On the Interplay between Statistics, Computation and Communication in Decentralised Learning
15th March 2019, 2:00 pm – 2:45 pm
Main Maths Building, SM3
Given the large size of modern datasets, distributed algorithms that can leverage the computation capabilities of multiple machines have become increasingly of interest in machine learning. Due to bandwidth limitations, privacy concerns and network instability, a large body of literature is now investigating the performance of decentralised methods that operate without the presence of a central authority. Within this literature, data is typically treated as deterministic and one is interested in controlling the optimisation (training) error. In this talk, we take a statistical point of view: we assume that data come from an underlying unknown probability distribution and look at the performance on the statistical (test) error.

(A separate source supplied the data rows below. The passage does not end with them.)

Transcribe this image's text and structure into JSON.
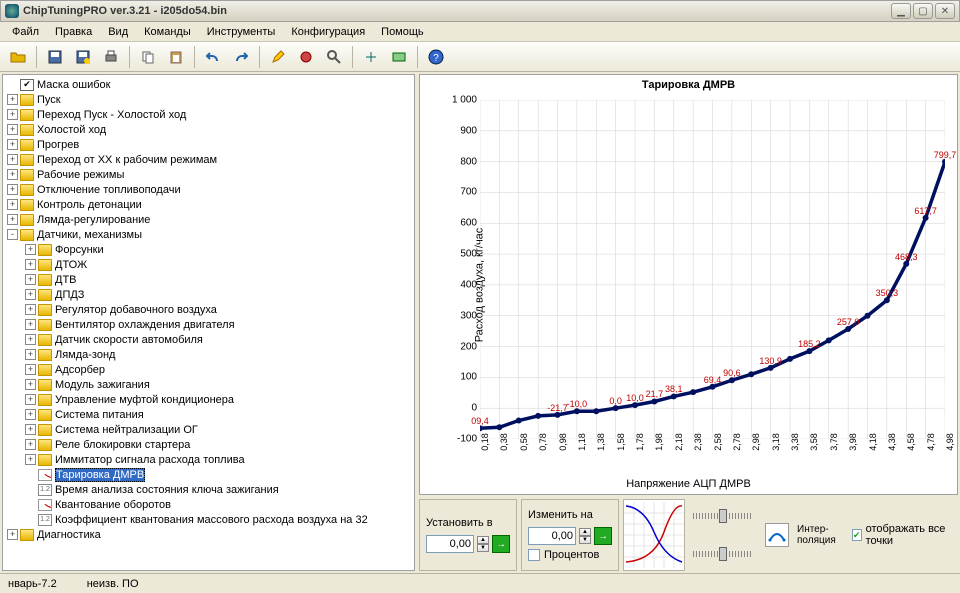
{
  "window": {
    "title": "ChipTuningPRO ver.3.21 - i205do54.bin"
  },
  "menu": [
    "Файл",
    "Правка",
    "Вид",
    "Команды",
    "Инструменты",
    "Конфигурация",
    "Помощь"
  ],
  "tree": [
    {
      "lvl": 1,
      "exp": "",
      "icon": "ck",
      "label": "Маска ошибок"
    },
    {
      "lvl": 1,
      "exp": "+",
      "icon": "f",
      "label": "Пуск"
    },
    {
      "lvl": 1,
      "exp": "+",
      "icon": "f",
      "label": "Переход Пуск - Холостой ход"
    },
    {
      "lvl": 1,
      "exp": "+",
      "icon": "f",
      "label": "Холостой ход"
    },
    {
      "lvl": 1,
      "exp": "+",
      "icon": "f",
      "label": "Прогрев"
    },
    {
      "lvl": 1,
      "exp": "+",
      "icon": "f",
      "label": "Переход от ХХ к рабочим режимам"
    },
    {
      "lvl": 1,
      "exp": "+",
      "icon": "f",
      "label": "Рабочие режимы"
    },
    {
      "lvl": 1,
      "exp": "+",
      "icon": "f",
      "label": "Отключение топливоподачи"
    },
    {
      "lvl": 1,
      "exp": "+",
      "icon": "f",
      "label": "Контроль детонации"
    },
    {
      "lvl": 1,
      "exp": "+",
      "icon": "f",
      "label": "Лямда-регулирование"
    },
    {
      "lvl": 1,
      "exp": "-",
      "icon": "f",
      "label": "Датчики, механизмы"
    },
    {
      "lvl": 2,
      "exp": "+",
      "icon": "f",
      "label": "Форсунки"
    },
    {
      "lvl": 2,
      "exp": "+",
      "icon": "f",
      "label": "ДТОЖ"
    },
    {
      "lvl": 2,
      "exp": "+",
      "icon": "f",
      "label": "ДТВ"
    },
    {
      "lvl": 2,
      "exp": "+",
      "icon": "f",
      "label": "ДПДЗ"
    },
    {
      "lvl": 2,
      "exp": "+",
      "icon": "f",
      "label": "Регулятор добавочного воздуха"
    },
    {
      "lvl": 2,
      "exp": "+",
      "icon": "f",
      "label": "Вентилятор охлаждения двигателя"
    },
    {
      "lvl": 2,
      "exp": "+",
      "icon": "f",
      "label": "Датчик скорости автомобиля"
    },
    {
      "lvl": 2,
      "exp": "+",
      "icon": "f",
      "label": "Лямда-зонд"
    },
    {
      "lvl": 2,
      "exp": "+",
      "icon": "f",
      "label": "Адсорбер"
    },
    {
      "lvl": 2,
      "exp": "+",
      "icon": "f",
      "label": "Модуль зажигания"
    },
    {
      "lvl": 2,
      "exp": "+",
      "icon": "f",
      "label": "Управление муфтой кондиционера"
    },
    {
      "lvl": 2,
      "exp": "+",
      "icon": "f",
      "label": "Система питания"
    },
    {
      "lvl": 2,
      "exp": "+",
      "icon": "f",
      "label": "Система нейтрализации ОГ"
    },
    {
      "lvl": 2,
      "exp": "+",
      "icon": "f",
      "label": "Реле блокировки стартера"
    },
    {
      "lvl": 2,
      "exp": "+",
      "icon": "f",
      "label": "Иммитатор сигнала расхода топлива"
    },
    {
      "lvl": 2,
      "exp": "",
      "icon": "cv",
      "label": "Тарировка ДМРВ",
      "sel": true
    },
    {
      "lvl": 2,
      "exp": "",
      "icon": "12",
      "label": "Время анализа состояния ключа зажигания"
    },
    {
      "lvl": 2,
      "exp": "",
      "icon": "cv",
      "label": "Квантование оборотов"
    },
    {
      "lvl": 2,
      "exp": "",
      "icon": "12",
      "label": "Коэффициент квантования массового расхода воздуха на 32"
    },
    {
      "lvl": 1,
      "exp": "+",
      "icon": "f",
      "label": "Диагностика"
    }
  ],
  "chart_data": {
    "type": "line",
    "title": "Тарировка ДМРВ",
    "xlabel": "Напряжение АЦП ДМРВ",
    "ylabel": "Расход воздуха, кг/час",
    "ylim": [
      -100,
      1000
    ],
    "yticks": [
      -100,
      0,
      100,
      200,
      300,
      400,
      500,
      600,
      700,
      800,
      900,
      1000
    ],
    "xticks": [
      "0,18",
      "0,38",
      "0,58",
      "0,78",
      "0,98",
      "1,18",
      "1,38",
      "1,58",
      "1,78",
      "1,98",
      "2,18",
      "2,38",
      "2,58",
      "2,78",
      "2,98",
      "3,18",
      "3,38",
      "3,58",
      "3,78",
      "3,98",
      "4,18",
      "4,38",
      "4,58",
      "4,78",
      "4,98"
    ],
    "x": [
      0.18,
      0.38,
      0.58,
      0.78,
      0.98,
      1.18,
      1.38,
      1.58,
      1.78,
      1.98,
      2.18,
      2.38,
      2.58,
      2.78,
      2.98,
      3.18,
      3.38,
      3.58,
      3.78,
      3.98,
      4.18,
      4.38,
      4.58,
      4.78,
      4.98
    ],
    "values": [
      -65,
      -62,
      -40,
      -25,
      -21.7,
      -10.0,
      -10.0,
      0.0,
      10.0,
      21.7,
      38.1,
      52,
      69.4,
      90.6,
      110,
      130.9,
      160,
      185.2,
      220,
      257.0,
      300,
      350.3,
      468.3,
      617.7,
      799.7
    ],
    "labels": [
      {
        "x": 0.18,
        "y": -65,
        "t": "09,4"
      },
      {
        "x": 0.98,
        "y": -21.7,
        "t": "-21,7"
      },
      {
        "x": 1.18,
        "y": -10.0,
        "t": "-10,0"
      },
      {
        "x": 1.58,
        "y": 0.0,
        "t": "0,0"
      },
      {
        "x": 1.78,
        "y": 10.0,
        "t": "10,0"
      },
      {
        "x": 1.98,
        "y": 21.7,
        "t": "21,7"
      },
      {
        "x": 2.18,
        "y": 38.1,
        "t": "38,1"
      },
      {
        "x": 2.58,
        "y": 69.4,
        "t": "69,4"
      },
      {
        "x": 2.78,
        "y": 90.6,
        "t": "90,6"
      },
      {
        "x": 3.18,
        "y": 130.9,
        "t": "130,9"
      },
      {
        "x": 3.58,
        "y": 185.2,
        "t": "185,2"
      },
      {
        "x": 3.98,
        "y": 257.0,
        "t": "257,0"
      },
      {
        "x": 4.38,
        "y": 350.3,
        "t": "350,3"
      },
      {
        "x": 4.58,
        "y": 468.3,
        "t": "468,3"
      },
      {
        "x": 4.78,
        "y": 617.7,
        "t": "617,7"
      },
      {
        "x": 4.98,
        "y": 799.7,
        "t": "799,7"
      }
    ]
  },
  "controls": {
    "set_label": "Установить в",
    "set_value": "0,00",
    "change_label": "Изменить на",
    "change_value": "0,00",
    "percent_label": "Процентов",
    "interp_label": "Интер-\nполяция",
    "showall_label": "отображать все точки",
    "showall_checked": true
  },
  "status": {
    "left": "нварь-7.2",
    "right": "неизв. ПО"
  }
}
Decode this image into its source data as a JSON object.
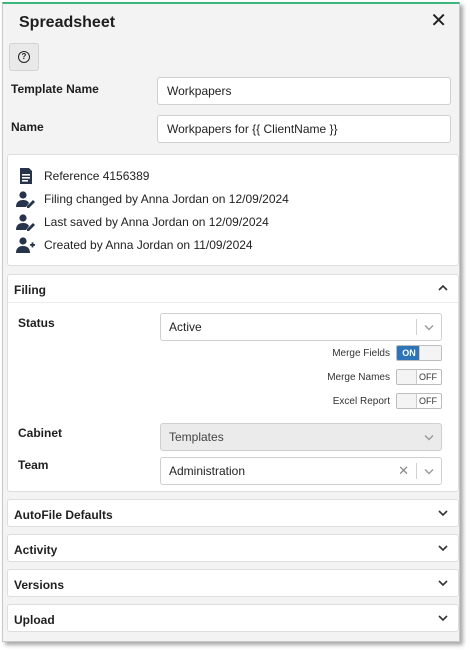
{
  "window": {
    "title": "Spreadsheet",
    "close_label": "✕"
  },
  "help": {
    "label": "?"
  },
  "fields": {
    "template_name_label": "Template Name",
    "template_name_value": "Workpapers",
    "name_label": "Name",
    "name_value": "Workpapers for {{ ClientName }}"
  },
  "info": [
    {
      "icon": "document-icon",
      "text": "Reference 4156389"
    },
    {
      "icon": "user-edit-icon",
      "text": "Filing changed by Anna Jordan on 12/09/2024"
    },
    {
      "icon": "user-edit-icon",
      "text": "Last saved by Anna Jordan on 12/09/2024"
    },
    {
      "icon": "user-add-icon",
      "text": "Created by Anna Jordan on 11/09/2024"
    }
  ],
  "filing": {
    "title": "Filing",
    "status_label": "Status",
    "status_value": "Active",
    "merge_fields_label": "Merge Fields",
    "merge_fields_state": "ON",
    "merge_names_label": "Merge Names",
    "merge_names_state": "OFF",
    "excel_report_label": "Excel Report",
    "excel_report_state": "OFF",
    "cabinet_label": "Cabinet",
    "cabinet_value": "Templates",
    "team_label": "Team",
    "team_value": "Administration",
    "clear_label": "✕"
  },
  "sections": {
    "autofile": "AutoFile Defaults",
    "activity": "Activity",
    "versions": "Versions",
    "upload": "Upload"
  },
  "colors": {
    "accent": "#3db77a",
    "toggle_on": "#2e74b8"
  }
}
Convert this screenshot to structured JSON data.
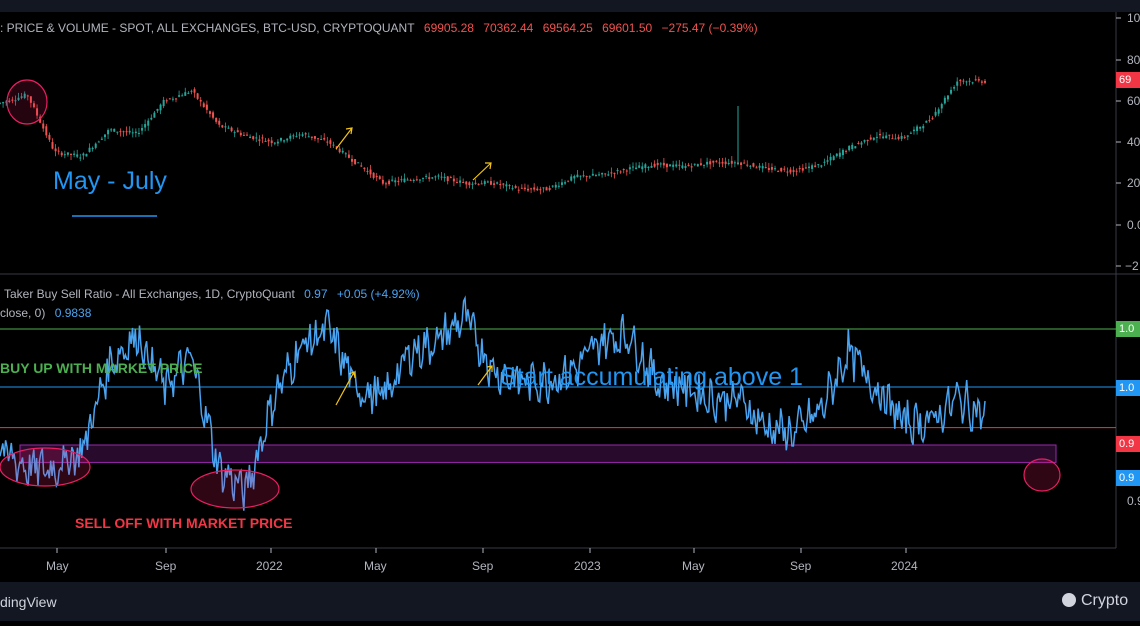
{
  "colors": {
    "background": "#000000",
    "up_candle": "#26a69a",
    "down_candle": "#ef5350",
    "ratio_line": "#4aa3f0",
    "level_green": "#4caf50",
    "level_blue": "#2196f3",
    "level_red": "#f23645",
    "zone_purple": "#9c27b0",
    "circle_pink": "#e91e63",
    "arrow_yellow": "#f5c518",
    "annotation_blue": "#2196f3"
  },
  "top_legend": {
    "title": ": PRICE & VOLUME - SPOT, ALL EXCHANGES, BTC-USD, CRYPTOQUANT",
    "open": "69905.28",
    "high": "70362.44",
    "low": "69564.25",
    "close": "69601.50",
    "change": "−275.47 (−0.39%)"
  },
  "bottom_legend": {
    "title": "Taker Buy Sell Ratio - All Exchanges, 1D, CryptoQuant",
    "value": "0.97",
    "change": "+0.05 (+4.92%)",
    "line2_label": "close, 0)",
    "line2_value": "0.9838"
  },
  "annotations": {
    "may_july": "May - July",
    "buy_up": "BUY UP WITH MARKET PRICE",
    "sell_off": "SELL OFF WITH MARKET PRICE",
    "start_accumulating": "Start accumulating above 1"
  },
  "right_axis_top": [
    "10",
    "80",
    "60",
    "40",
    "20",
    "0.0",
    "−2"
  ],
  "right_axis_top_tag": "69",
  "right_axis_bottom_tags": [
    "1.0",
    "1.0",
    "0.9",
    "0.9"
  ],
  "right_axis_bottom_plain": "0.9",
  "x_axis_labels": [
    "May",
    "Sep",
    "2022",
    "May",
    "Sep",
    "2023",
    "May",
    "Sep",
    "2024"
  ],
  "footer": {
    "left_brand": "dingView",
    "right_brand": "Crypto"
  },
  "chart_data": [
    {
      "type": "line",
      "name": "BTC-USD price (candlesticks)",
      "x_range": [
        "2021-04",
        "2024-04"
      ],
      "y_unit": "thousand USD",
      "ylim": [
        -2,
        100
      ],
      "x": [
        "2021-04",
        "2021-05",
        "2021-06",
        "2021-07",
        "2021-08",
        "2021-09",
        "2021-10",
        "2021-11",
        "2021-12",
        "2022-01",
        "2022-02",
        "2022-03",
        "2022-04",
        "2022-05",
        "2022-06",
        "2022-07",
        "2022-08",
        "2022-09",
        "2022-10",
        "2022-11",
        "2022-12",
        "2023-01",
        "2023-02",
        "2023-03",
        "2023-04",
        "2023-05",
        "2023-06",
        "2023-07",
        "2023-08",
        "2023-09",
        "2023-10",
        "2023-11",
        "2023-12",
        "2024-01",
        "2024-02",
        "2024-03",
        "2024-04"
      ],
      "values": [
        59,
        63,
        35,
        33,
        46,
        44,
        60,
        65,
        48,
        43,
        40,
        44,
        40,
        30,
        20,
        22,
        23,
        20,
        20,
        17,
        17,
        23,
        24,
        27,
        29,
        28,
        30,
        30,
        27,
        26,
        29,
        37,
        43,
        42,
        51,
        70,
        69.6
      ]
    },
    {
      "type": "line",
      "name": "Taker Buy Sell Ratio",
      "ylim": [
        0.88,
        1.1
      ],
      "x": [
        "2021-04",
        "2021-05",
        "2021-06",
        "2021-07",
        "2021-08",
        "2021-09",
        "2021-10",
        "2021-11",
        "2021-12",
        "2022-01",
        "2022-02",
        "2022-03",
        "2022-04",
        "2022-05",
        "2022-06",
        "2022-07",
        "2022-08",
        "2022-09",
        "2022-10",
        "2022-11",
        "2022-12",
        "2023-01",
        "2023-02",
        "2023-03",
        "2023-04",
        "2023-05",
        "2023-06",
        "2023-07",
        "2023-08",
        "2023-09",
        "2023-10",
        "2023-11",
        "2023-12",
        "2024-01",
        "2024-02",
        "2024-03",
        "2024-04"
      ],
      "values": [
        0.945,
        0.93,
        0.93,
        0.945,
        1.02,
        1.045,
        1.0,
        1.025,
        0.93,
        0.91,
        0.99,
        1.035,
        1.05,
        1.0,
        0.99,
        1.03,
        1.04,
        1.06,
        1.015,
        1.005,
        1.005,
        1.015,
        1.04,
        1.045,
        1.005,
        1.0,
        0.99,
        0.99,
        0.965,
        0.96,
        0.98,
        1.03,
        1.0,
        0.97,
        0.97,
        0.99,
        0.975
      ],
      "reference_levels": [
        1.05,
        1.0,
        0.965,
        0.945
      ],
      "zone": [
        0.935,
        0.95
      ]
    }
  ]
}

We consider two of the most well-studied algorithms in offline and online learning: gradient descent and upper confidence bound (UCB).
For distributed gradient descent in non-parametric regression, we investigate the choice of step-size, stopping time, and communication topology that allows to recover optimal statistical rates with respect to the entire data on the network. We show that the choice of the communication graph can be considered as a regulariser, and that more statistics allows for less computation and less communication (based on joint work with D. Richards).
For decentralised UCB in multi-armed bandit problems, we show that network-dependent delayed actions are key to obtain improved regret bounds as a function of the graph topology. (based on joint work D. Martínez-Rubio and V. Kanade)